A sugestão de se mudar a métrica do trabalho remoto não se limita à substituição de horas de trabalho por resultados. O processo de transformação também atinge a liderança, que precisa substituir “controle” por “confiança”. O segredo do trabalho remoto é liberdade com responsabilidade.

Talvez por causa dessa liberdade, a que se associa irresponsabilidade, o trabalho remoto ainda é visto como privilégio no Judiciário e, por isso, exige-se produção superior daqueles que estão em casa. Mas, em regra, com a mesma jornada de trabalho, a produção tende a ser equivalente. Se um juiz faz cinco sentenças trabalhando oito horas em seu gabinete no fórum, não há matemática que explique por que produziria mais sentenças, com a mesma jornada, quando estivesse em home office. Por isso é equivocada a concepção de que trabalho remoto é privilégio, o que somente contribui para aumentar a desigualdade entre os integrantes das equipes de unidades judiciárias e tribunais espalhados pelo País.

Da mesma forma, recomendar idas eventuais do trabalhador remoto ao fórum, para vivenciar a cultura organizacional, somente vai servir para ele não se esquecer do caminho até o trabalho. Nenhuma cultura organizacional se forma ou se cultiva com visitas esporádicas ao local de trabalho. Na esteira da covid-19, que aprofundou uma epidemia de solidão e desconexão, é preciso liderar com compaixão e cuidar melhor uns dos outros. A liderança deve preocupar-se, tal como acontece no serviço presencial, em criar sentimento de pertencimento da equipe com a instituição, independentemente de ser trabalho presencial, remoto ou híbrido. Pequenas ações contribuem para que isso aconteça. Fazer da conexão ao local de trabalho um ritual é uma delas. Por muito tempo, a conexão ocorria como algo que surge durante o dia de trabalho, seja por meio de conversas no corredor, momentos de beber água ou tomar café. No ambiente remoto, os momentos espontâneos de conexão humana são mais desafiadores para se recriarem.

Enfim, a gestão do trabalho remoto encontra muitos desafios: a equipe não criar o hábito de utilizar as ferramentas combinadas; saber investir tempo em comunicação e enxergá-la como ponto imprescindível; abrir mão do controle e ter mais confiança no time; entender que trabalhar remotamente não é sinônimo de trabalhar sozinho; ser bombardeado com mensagens e sentir que está trabalhando 24 horas por dia; encontrar a disciplina necessária para bem utilizar o benefício da flexibilidade; substituir o endereço do I.P. e horas de trabalho pela nova métrica de entregas e resultados.

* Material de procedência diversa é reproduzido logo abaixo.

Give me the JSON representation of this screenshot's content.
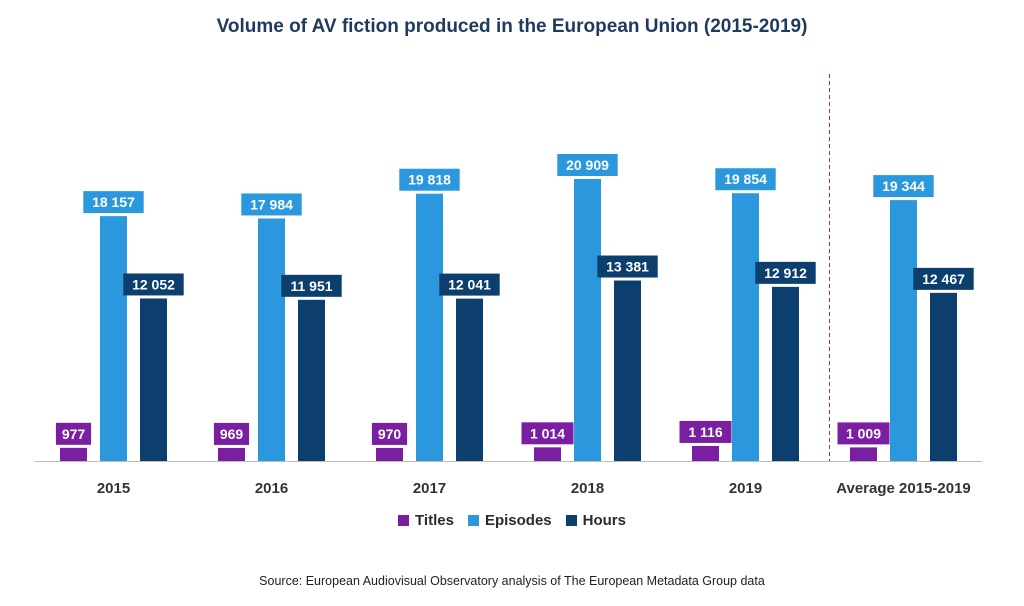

As organizações que conseguirem mais rapidamente se ajustar às características do teletrabalho sairão na frente na obtenção de resultados e no alcance de maior produtividade e satisfação profissional. Por enquanto, o pêndulo normativo do Judiciário brasileiro não chegou ao ponto de equilíbrio. Somente o tempo vai mostrar como isso pode e deve acontecer.